Alle zwei Jahre fand im Zeitraum 2006 – 2012 der International Dance Summit im Apollo-Saal der Staatsoper Unter den Linden statt, den Christiane Theobald inhaltlich als Plattform des intensiven Austausches zu Themen der Aus-und Weiterbildung im Tanz, zu Fragestellungen von Tanz- und Sportmedizin und Gesundheitsthemen gestaltete – mit geöffneten Türen für ein nahes Kennenlernen des Arbeitsalltags im Ensemble. Begleitet wurden diese Tanzgipfel von Gast-Einladungen, die jährlich an international renommierte Tanzensembles ausgesprochen wurden: 2006 Tokyo Ballet, 2007 Conpañia National de España, 2014 Béjart Ballet Lausanne, 2015 KYLWORKS, 2016 Norwegian National Ballet, 2017 Ballett am Rhein, 2018 Ballets de Monte-Carlo, 2019 Bayerisches Junior Ballett München, 2020 Weld Company.

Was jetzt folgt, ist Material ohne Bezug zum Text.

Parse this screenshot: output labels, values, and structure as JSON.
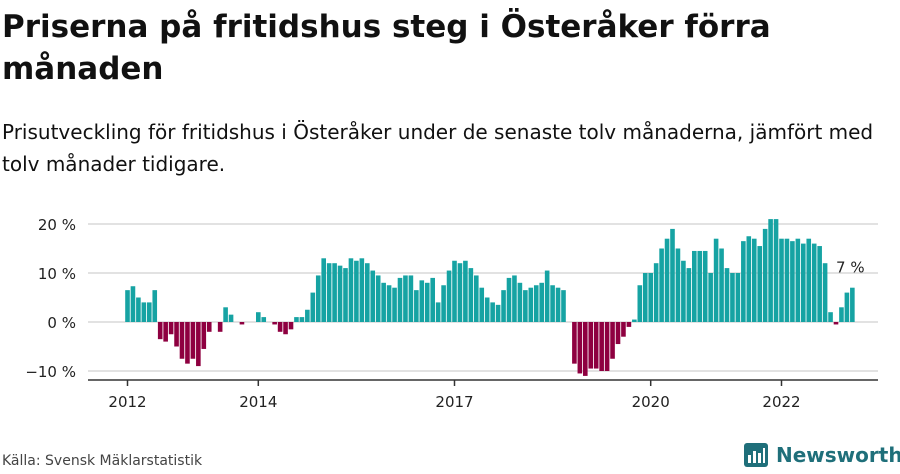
{
  "title": "Priserna på fritidshus steg i Österåker förra månaden",
  "subtitle": "Prisutveckling för fritidshus i Österåker under de senaste tolv månaderna, jämfört med tolv månader tidigare.",
  "source": "Källa: Svensk Mäklarstatistik",
  "brand": "Newsworthy",
  "colors": {
    "positive": "#16a3a3",
    "negative": "#8e0040",
    "brand": "#1f6f7a"
  },
  "chart_data": {
    "type": "bar",
    "ylim": [
      -12,
      22
    ],
    "y_ticks": [
      {
        "v": 20,
        "label": "20 %"
      },
      {
        "v": 10,
        "label": "10 %"
      },
      {
        "v": 0,
        "label": "0 %"
      },
      {
        "v": -10,
        "label": "−10 %"
      }
    ],
    "x_ticks": [
      {
        "v": 2012.0,
        "label": "2012"
      },
      {
        "v": 2014.0,
        "label": "2014"
      },
      {
        "v": 2017.0,
        "label": "2017"
      },
      {
        "v": 2020.0,
        "label": "2020"
      },
      {
        "v": 2022.0,
        "label": "2022"
      }
    ],
    "start": {
      "year": 2012,
      "month": 1
    },
    "values": [
      6.5,
      7.3,
      5.0,
      4.0,
      4.0,
      6.5,
      -3.5,
      -4.0,
      -2.5,
      -5.0,
      -7.5,
      -8.5,
      -7.5,
      -9.0,
      -5.5,
      -2.0,
      0,
      -2.0,
      3.0,
      1.5,
      0,
      -0.5,
      0,
      0,
      2.0,
      1.0,
      0,
      -0.5,
      -2.0,
      -2.5,
      -1.5,
      1.0,
      1.0,
      2.5,
      6.0,
      9.5,
      13.0,
      12.0,
      12.0,
      11.5,
      11.0,
      13.0,
      12.5,
      13.0,
      12.0,
      10.5,
      9.5,
      8.0,
      7.5,
      7.0,
      9.0,
      9.5,
      9.5,
      6.5,
      8.5,
      8.0,
      9.0,
      4.0,
      7.5,
      10.5,
      12.5,
      12.0,
      12.5,
      11.0,
      9.5,
      7.0,
      5.0,
      4.0,
      3.5,
      6.5,
      9.0,
      9.5,
      8.0,
      6.5,
      7.0,
      7.5,
      8.0,
      10.5,
      7.5,
      7.0,
      6.5,
      0,
      -8.5,
      -10.5,
      -11.0,
      -9.5,
      -9.5,
      -10.0,
      -10.0,
      -7.5,
      -4.5,
      -3.0,
      -1.0,
      0.5,
      7.5,
      10.0,
      10.0,
      12.0,
      15.0,
      17.0,
      19.0,
      15.0,
      12.5,
      11.0,
      14.5,
      14.5,
      14.5,
      10.0,
      17.0,
      15.0,
      11.0,
      10.0,
      10.0,
      16.5,
      17.5,
      17.0,
      15.5,
      19.0,
      21.0,
      21.0,
      17.0,
      17.0,
      16.5,
      17.0,
      16.0,
      17.0,
      16.0,
      15.5,
      12.0,
      2.0,
      -0.5,
      3.0,
      6.0,
      7.0
    ],
    "annotation": "7 %"
  }
}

Als regelrechte Erfolgsgeschichte erwies sich die Entwicklung des 2007 gegründeten Vereins Tanz ist KLASSE! e.V. (TiK!), dem Education Programm des Staatsballetts Berlin, durch Christiane Theobald, die damit auf den öffentlichen Bildungsauftrag an das Staatsballett reagierte und bis heute als Geschäftsführerin firmiert. TiK! baut integrativ Brücken zwischen Menschen und Kulturen. Mehr als 45.000 Kinder, Jugendliche und Erwachsene haben bis 2020an dem umfangreichen Angebot von Tanz ist KLASSE! teilgenommen, dass von ausgebildeten Tanzpädagog:innen betreut wird. In nachhaltigen Schulkooperationen, in Workshops und Kursen werden nicht nur Berührungsängste mit dem Tanz abgebaut, sondern auch ganz neue, unentdeckte Leidenschaften geweckt.

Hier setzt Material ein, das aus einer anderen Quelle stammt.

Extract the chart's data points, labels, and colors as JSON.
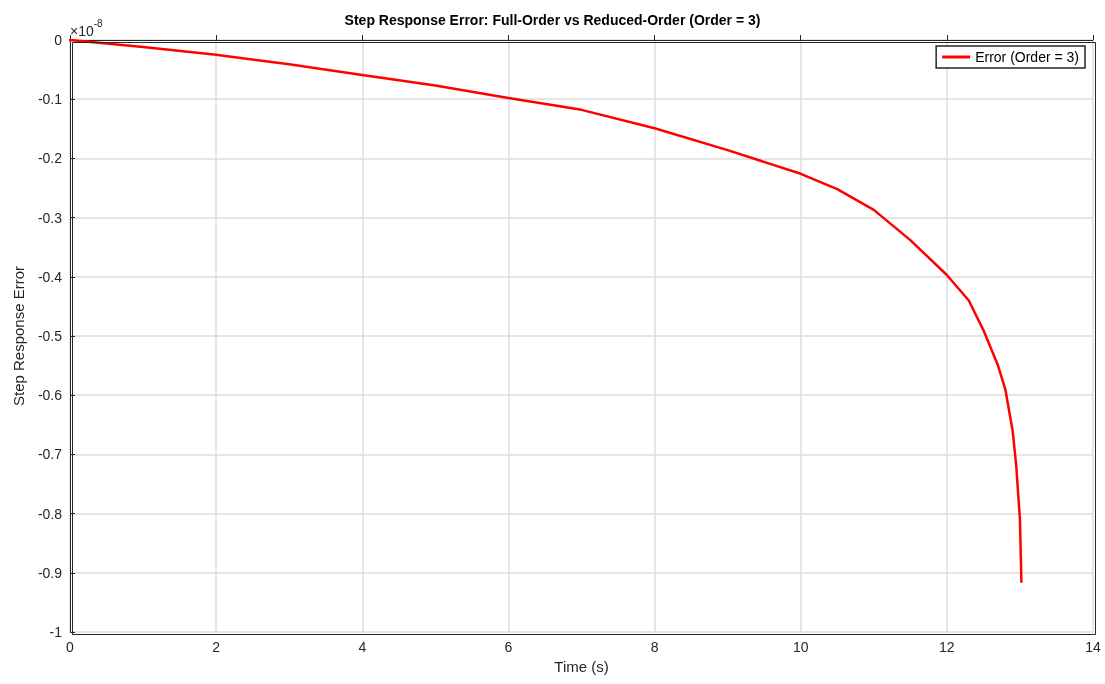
{
  "chart_data": {
    "type": "line",
    "title": "Step Response Error: Full-Order vs Reduced-Order (Order = 3)",
    "xlabel": "Time (s)",
    "ylabel": "Step Response Error",
    "annotations": [
      "×10$^{-8}$"
    ],
    "x": [
      0,
      1,
      2,
      3,
      4,
      5,
      6,
      7,
      8,
      9,
      10,
      10.5,
      11,
      11.5,
      12,
      12.3,
      12.5,
      12.7,
      12.8,
      12.9,
      12.95,
      13,
      13.02
    ],
    "series": [
      {
        "name": "Error (Order = 3)",
        "color": "#ff0000",
        "values": [
          0,
          -0.012,
          -0.025,
          -0.041,
          -0.059,
          -0.077,
          -0.098,
          -0.118,
          -0.149,
          -0.186,
          -0.226,
          -0.252,
          -0.287,
          -0.338,
          -0.397,
          -0.44,
          -0.49,
          -0.55,
          -0.59,
          -0.66,
          -0.72,
          -0.81,
          -0.915
        ]
      }
    ],
    "xlim": [
      0,
      14
    ],
    "xticks": [
      0,
      2,
      4,
      6,
      8,
      10,
      12,
      14
    ],
    "ylim": [
      -1,
      0
    ],
    "yticks": [
      -1,
      -0.9,
      -0.8,
      -0.7,
      -0.6,
      -0.5,
      -0.4,
      -0.3,
      -0.2,
      -0.1,
      0
    ],
    "grid": true,
    "legend": "top right",
    "marker": "none",
    "line_style": "solid"
  }
}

Diese vielfältigen Projekte wurden tragend vom Freundeskreis des Staatsballetts Berlin unterstützt, dem Christiane Theobald seit seiner Gründung 2004 als Stellvertretende Vorsitzende vorsteht.

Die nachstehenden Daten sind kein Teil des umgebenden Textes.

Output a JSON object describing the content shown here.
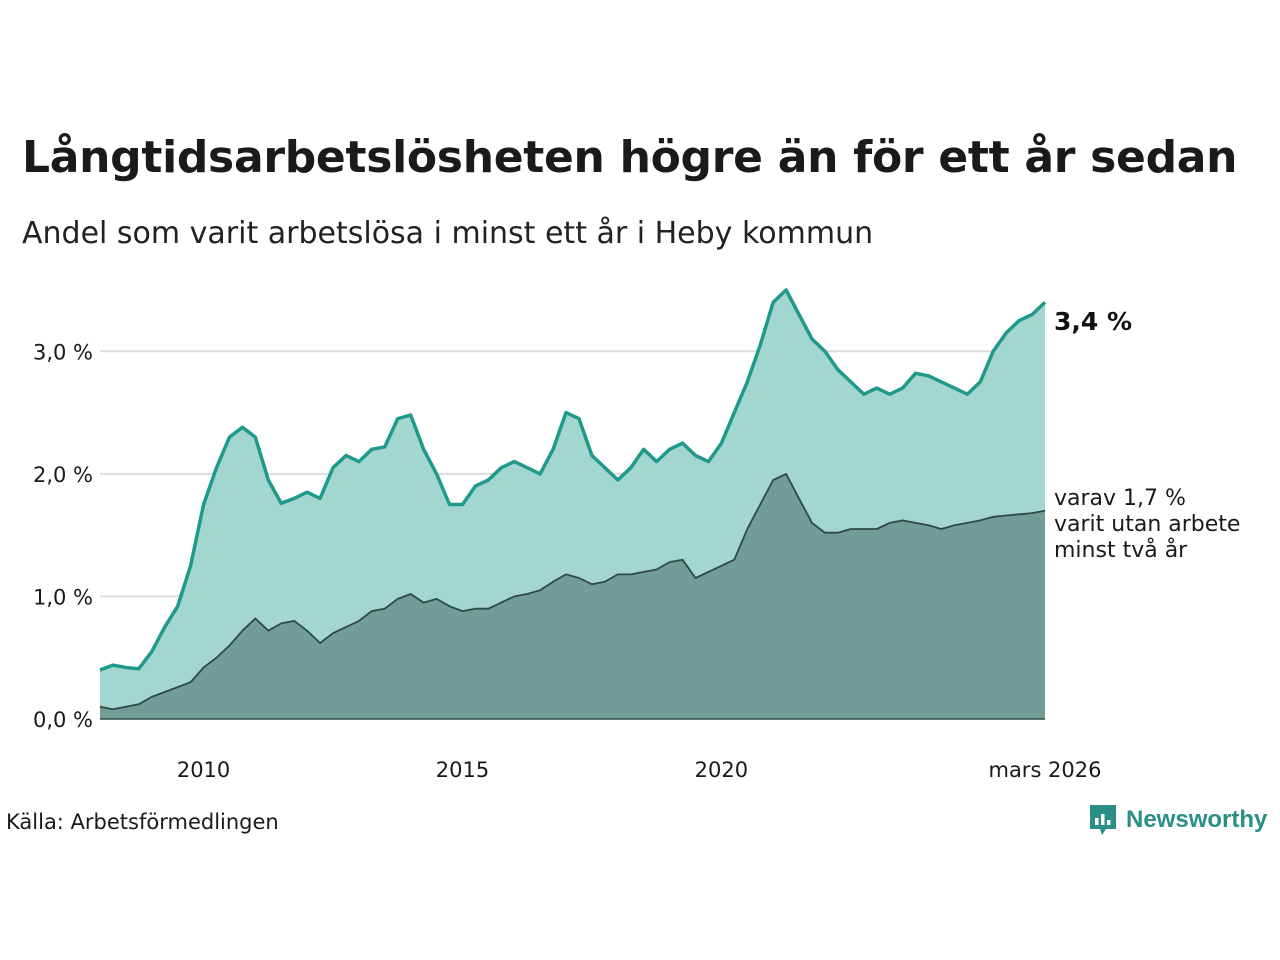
{
  "title": "Långtidsarbetslösheten högre än för ett år sedan",
  "subtitle": "Andel som varit arbetslösa i minst ett år i Heby kommun",
  "source": "Källa: Arbetsförmedlingen",
  "brand": "Newsworthy",
  "colors": {
    "line_total": "#1f9a8a",
    "area_total": "#a2d6cf",
    "line_long": "#2d4a44",
    "area_long": "#729d97",
    "grid": "#dddddd",
    "brand": "#2a8f86"
  },
  "end_labels": {
    "total": "3,4 %",
    "long_line1": "varav 1,7 %",
    "long_line2": "varit utan arbete",
    "long_line3": "minst två år"
  },
  "chart_data": {
    "type": "area",
    "title": "Långtidsarbetslösheten högre än för ett år sedan",
    "subtitle": "Andel som varit arbetslösa i minst ett år i Heby kommun",
    "xlabel": "",
    "ylabel": "",
    "x_range": [
      2008.0,
      2026.25
    ],
    "ylim": [
      0,
      3.5
    ],
    "y_ticks": [
      {
        "value": 0,
        "label": "0,0 %"
      },
      {
        "value": 1,
        "label": "1,0 %"
      },
      {
        "value": 2,
        "label": "2,0 %"
      },
      {
        "value": 3,
        "label": "3,0 %"
      }
    ],
    "x_ticks": [
      {
        "value": 2010,
        "label": "2010"
      },
      {
        "value": 2015,
        "label": "2015"
      },
      {
        "value": 2020,
        "label": "2020"
      },
      {
        "value": 2026.25,
        "label": "mars 2026"
      }
    ],
    "grid": true,
    "series": [
      {
        "name": "Minst ett år",
        "x": [
          2008.0,
          2008.25,
          2008.5,
          2008.75,
          2009.0,
          2009.25,
          2009.5,
          2009.75,
          2010.0,
          2010.25,
          2010.5,
          2010.75,
          2011.0,
          2011.25,
          2011.5,
          2011.75,
          2012.0,
          2012.25,
          2012.5,
          2012.75,
          2013.0,
          2013.25,
          2013.5,
          2013.75,
          2014.0,
          2014.25,
          2014.5,
          2014.75,
          2015.0,
          2015.25,
          2015.5,
          2015.75,
          2016.0,
          2016.25,
          2016.5,
          2016.75,
          2017.0,
          2017.25,
          2017.5,
          2017.75,
          2018.0,
          2018.25,
          2018.5,
          2018.75,
          2019.0,
          2019.25,
          2019.5,
          2019.75,
          2020.0,
          2020.25,
          2020.5,
          2020.75,
          2021.0,
          2021.25,
          2021.5,
          2021.75,
          2022.0,
          2022.25,
          2022.5,
          2022.75,
          2023.0,
          2023.25,
          2023.5,
          2023.75,
          2024.0,
          2024.25,
          2024.5,
          2024.75,
          2025.0,
          2025.25,
          2025.5,
          2025.75,
          2026.0,
          2026.25
        ],
        "values": [
          0.4,
          0.44,
          0.42,
          0.41,
          0.55,
          0.75,
          0.92,
          1.25,
          1.75,
          2.05,
          2.3,
          2.38,
          2.3,
          1.95,
          1.76,
          1.8,
          1.85,
          1.8,
          2.05,
          2.15,
          2.1,
          2.2,
          2.22,
          2.45,
          2.48,
          2.2,
          2.0,
          1.75,
          1.75,
          1.9,
          1.95,
          2.05,
          2.1,
          2.05,
          2.0,
          2.2,
          2.5,
          2.45,
          2.15,
          2.05,
          1.95,
          2.05,
          2.2,
          2.1,
          2.2,
          2.25,
          2.15,
          2.1,
          2.25,
          2.5,
          2.75,
          3.05,
          3.4,
          3.5,
          3.3,
          3.1,
          3.0,
          2.85,
          2.75,
          2.65,
          2.7,
          2.65,
          2.7,
          2.82,
          2.8,
          2.75,
          2.7,
          2.65,
          2.75,
          3.0,
          3.15,
          3.25,
          3.3,
          3.4
        ]
      },
      {
        "name": "Minst två år",
        "x": [
          2008.0,
          2008.25,
          2008.5,
          2008.75,
          2009.0,
          2009.25,
          2009.5,
          2009.75,
          2010.0,
          2010.25,
          2010.5,
          2010.75,
          2011.0,
          2011.25,
          2011.5,
          2011.75,
          2012.0,
          2012.25,
          2012.5,
          2012.75,
          2013.0,
          2013.25,
          2013.5,
          2013.75,
          2014.0,
          2014.25,
          2014.5,
          2014.75,
          2015.0,
          2015.25,
          2015.5,
          2015.75,
          2016.0,
          2016.25,
          2016.5,
          2016.75,
          2017.0,
          2017.25,
          2017.5,
          2017.75,
          2018.0,
          2018.25,
          2018.5,
          2018.75,
          2019.0,
          2019.25,
          2019.5,
          2019.75,
          2020.0,
          2020.25,
          2020.5,
          2020.75,
          2021.0,
          2021.25,
          2021.5,
          2021.75,
          2022.0,
          2022.25,
          2022.5,
          2022.75,
          2023.0,
          2023.25,
          2023.5,
          2023.75,
          2024.0,
          2024.25,
          2024.5,
          2024.75,
          2025.0,
          2025.25,
          2025.5,
          2025.75,
          2026.0,
          2026.25
        ],
        "values": [
          0.1,
          0.08,
          0.1,
          0.12,
          0.18,
          0.22,
          0.26,
          0.3,
          0.42,
          0.5,
          0.6,
          0.72,
          0.82,
          0.72,
          0.78,
          0.8,
          0.72,
          0.62,
          0.7,
          0.75,
          0.8,
          0.88,
          0.9,
          0.98,
          1.02,
          0.95,
          0.98,
          0.92,
          0.88,
          0.9,
          0.9,
          0.95,
          1.0,
          1.02,
          1.05,
          1.12,
          1.18,
          1.15,
          1.1,
          1.12,
          1.18,
          1.18,
          1.2,
          1.22,
          1.28,
          1.3,
          1.15,
          1.2,
          1.25,
          1.3,
          1.55,
          1.75,
          1.95,
          2.0,
          1.8,
          1.6,
          1.52,
          1.52,
          1.55,
          1.55,
          1.55,
          1.6,
          1.62,
          1.6,
          1.58,
          1.55,
          1.58,
          1.6,
          1.62,
          1.65,
          1.66,
          1.67,
          1.68,
          1.7
        ]
      }
    ]
  }
}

Dem ursprünglichen Gründungsmotto des Staatsballetts Berlin „Die Tradition bewahren, die Gegenwart sichtbar machen und die Zukunft fördern“ fühlt sich Christiane Theobald in ihrer neuen Position nach wie vor verpflichtet – ein Gedanke, der sich aktuell in der pluralen Zusammensetzung des Ensembles spiegelt. In einer Phase der Transition, der künstlerisch, strukturellen und gesellschaftlichen Herausforderungen und Veränderungsprozesse unserer Zeit, versteht sie die Stärkung des „Ensemblegeistes“ als eine ihrer zentralen Aufgaben, stets getragen von dem Wunsch, der Kunstform des Tanzes eine moderne, lebbare Zukunft aufzuzeigen.